Hürriyet gazetesi Genel Yayın Yönetmeni Vahap Munyar, köşesinde AVM'lerin ekonomik sıkıntılarına yer veren bir makale kaleme aldı. JLL (Jones Lang LaSalle) Türkiye Başkanı Avi Alkaş'ın görüşlerine yer verilen köşede, döviz kiraların TL'ye döndürülmesi kararı alındığında pek çok AVM’nin 'hazırlıksız yakalandığı' ve döviz borçlu 120 AVM'nin bankalara geçebileceği belirtildi.
Munyar'ın köşesi şöyle:
"Uluslararası gayrimenkul danışmanlık şirketi JLL (Jones Lang LaSalle) Türkiye Başkanı Avi Alkaş, dövizli kiraların TL’ye döndürülmesi kararnamesi sonrası Hazine ve Maliye Bakan Yardımcısı Bülent Aksu’yu ziyaret etti:
- Alışveriş merkezi sahiplerinin bir bölümü bu karara açık pozisyonda yakalandı. AVM’lerin döviz borcu 15 milyar dolar dolayında.
Aksu itiraz etti:
- Bizdeki bilgilere göre 8 milyar dolar.
Alkaş, Alışveriş Merkezleri ve Yatırımcıları Derneği Başkanı Hulusi Belgü’yle sohbetlerinde ortaya çıkan mesajı dile getirdi:
- Aslında dövizli kiralar konusunda raconu perakende sektörünün “akil insanları” kesebilirdi.

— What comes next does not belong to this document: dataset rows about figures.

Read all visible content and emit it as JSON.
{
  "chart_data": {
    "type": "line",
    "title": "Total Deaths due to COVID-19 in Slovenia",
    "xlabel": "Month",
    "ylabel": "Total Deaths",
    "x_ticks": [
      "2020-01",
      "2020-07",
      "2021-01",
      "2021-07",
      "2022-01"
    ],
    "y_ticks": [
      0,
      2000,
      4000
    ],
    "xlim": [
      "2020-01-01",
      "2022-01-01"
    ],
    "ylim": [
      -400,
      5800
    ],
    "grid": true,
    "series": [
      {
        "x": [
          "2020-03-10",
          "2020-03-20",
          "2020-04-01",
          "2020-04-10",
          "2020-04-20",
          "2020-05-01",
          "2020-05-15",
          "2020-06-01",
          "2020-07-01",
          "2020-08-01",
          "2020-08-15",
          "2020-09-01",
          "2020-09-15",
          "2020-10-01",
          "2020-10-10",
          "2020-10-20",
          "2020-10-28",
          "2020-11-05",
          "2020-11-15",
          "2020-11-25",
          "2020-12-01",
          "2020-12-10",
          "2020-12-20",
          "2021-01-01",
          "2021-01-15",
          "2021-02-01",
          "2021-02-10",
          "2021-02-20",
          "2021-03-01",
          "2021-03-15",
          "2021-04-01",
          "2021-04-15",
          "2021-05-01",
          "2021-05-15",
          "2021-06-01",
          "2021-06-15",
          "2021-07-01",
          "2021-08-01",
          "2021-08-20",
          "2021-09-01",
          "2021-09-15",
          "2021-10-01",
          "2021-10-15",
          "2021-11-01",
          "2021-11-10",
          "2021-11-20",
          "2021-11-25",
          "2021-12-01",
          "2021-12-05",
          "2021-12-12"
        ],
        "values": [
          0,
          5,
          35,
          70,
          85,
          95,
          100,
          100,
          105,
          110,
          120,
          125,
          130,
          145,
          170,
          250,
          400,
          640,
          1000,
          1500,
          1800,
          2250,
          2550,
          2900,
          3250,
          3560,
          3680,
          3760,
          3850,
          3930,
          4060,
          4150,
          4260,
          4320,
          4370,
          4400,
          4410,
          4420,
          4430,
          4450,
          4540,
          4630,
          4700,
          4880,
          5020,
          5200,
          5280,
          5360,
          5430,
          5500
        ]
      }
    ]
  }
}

Devletin “raconu” çok keskin etki yapabiliyor.
Alkaş, hafta içinde gazeteye uğradı, Aksu’yla görüşmedeki sözlerinin benzerini paylaştı:
AVM’lerin yatırımları sırasında döviz kredisi kullandıklarını anımsattı:
- Bir ara dövizle borçlanmak TL’ye göre daha uygundu. Neredeyse “dövizle borçlanmayanı dövüyorlar” gibi bir hava hakimdi.

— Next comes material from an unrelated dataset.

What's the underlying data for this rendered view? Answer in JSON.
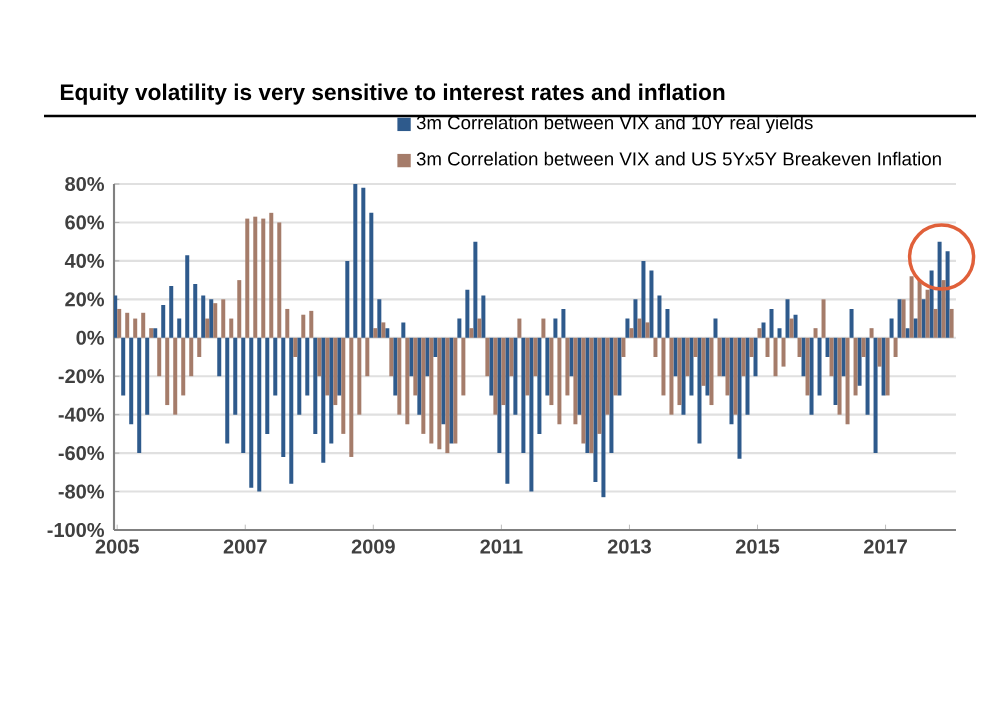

AVM’ler ile perakende sektörü arasındaki mevcut durumu şöyle özetledi:
- Devletler, şirketler, kurumlar sözleşme imzalarken ideal olanı “win-win” (kazan-kazan) modelidir. Dövizli kiraların TL’ye dönüşüyle ilgili karar sonrası “lose-lose” (kaybet-kaybet) durumu ortaya çıktı.
Hulusi Belgü’yle bundan sonrası için çözüm arayışları sırasında gündeme gelen bir formüle değindi:
- Perakende sektörü ile AVM’ler arasındaki kira sözleşmelerine bankalar “üçüncü taraf” olarak eklenebilir. Banka, kira sözleşmelerine bağlı kredi açabilir. Sonra da kira tahsilatını anlaşılan dönem boyunca banka yapabilir. Bu yöntem, AVM sahipleri-işletmecileri ile perakende sektörü arasındaki kira gerilimini ortadan kaldırabilir.

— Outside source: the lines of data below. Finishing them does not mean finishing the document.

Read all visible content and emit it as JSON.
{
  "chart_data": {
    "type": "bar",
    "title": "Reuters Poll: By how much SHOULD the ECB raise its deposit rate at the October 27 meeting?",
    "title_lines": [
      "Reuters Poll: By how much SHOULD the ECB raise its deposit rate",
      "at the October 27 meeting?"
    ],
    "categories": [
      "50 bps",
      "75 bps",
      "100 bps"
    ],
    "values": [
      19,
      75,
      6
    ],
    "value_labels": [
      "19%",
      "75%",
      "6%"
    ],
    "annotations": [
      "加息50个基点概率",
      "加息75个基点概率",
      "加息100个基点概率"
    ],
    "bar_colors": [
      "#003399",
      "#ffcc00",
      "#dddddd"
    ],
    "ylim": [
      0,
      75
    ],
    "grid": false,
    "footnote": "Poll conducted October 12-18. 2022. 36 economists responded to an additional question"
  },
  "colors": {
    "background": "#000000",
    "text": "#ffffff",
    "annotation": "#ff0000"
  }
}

Bu noktada Hazine ve Maliye Bakan Yardımcısı Nureddin Nebati’nin eleştirisini anımsadı:
- Nureddin Bey, “AVM’ler yaygınlaştıkça küçük esnaf zorlanıyor” diyor. Aslında biz AVM yönetme, işletme danışmanı olarak formüller geliştiriyor, küçük esnafı zincire katıyoruz.
Bazı AVM’lerde attıkları adımların altını çizdi:
- Çorum’da bir AVM’nin önündeki alanda geçmişte semt pazarı kurulurmuş. AVM sahibine, “Semt pazarı yine burada kurulsun” dedik. İstanbul’daki bazı AVM’lerin içine işportacıyı, pazarcıyı yerleştirdik.
Kiraların TL’ye döndürülmesi kararından olumsuz etkilenen bir sektöre Reysaş Lojistik’ten örnek verdi:
- Reysaş’ın sözleşmelerinin çoğu dövizle. Türkiye’deki yabancı sermayeli şirketlere lojistik hizmeti veriyor, ülkemize döviz kazandırıyor. O sözleşmelerin TL’ye dönmesini zorlamak ne kadar doğru olur?
Alkaş, 25 yıldır AVM’lere danışmanlık yapsa da, işi gereği perakende sektörüyle iç içe yaşıyor, kol kola yürüyor...
Ortaya koyduğu tabloya bakmak, mesajlarına kulak vermek gerekiyor.
- Dövizli kiralar konusu AVM’leri dövmek gibi bir olaya dönüşüyor. Bu gidişle döviz borcu olan 120 dolayında AVM bankalara geçebilir."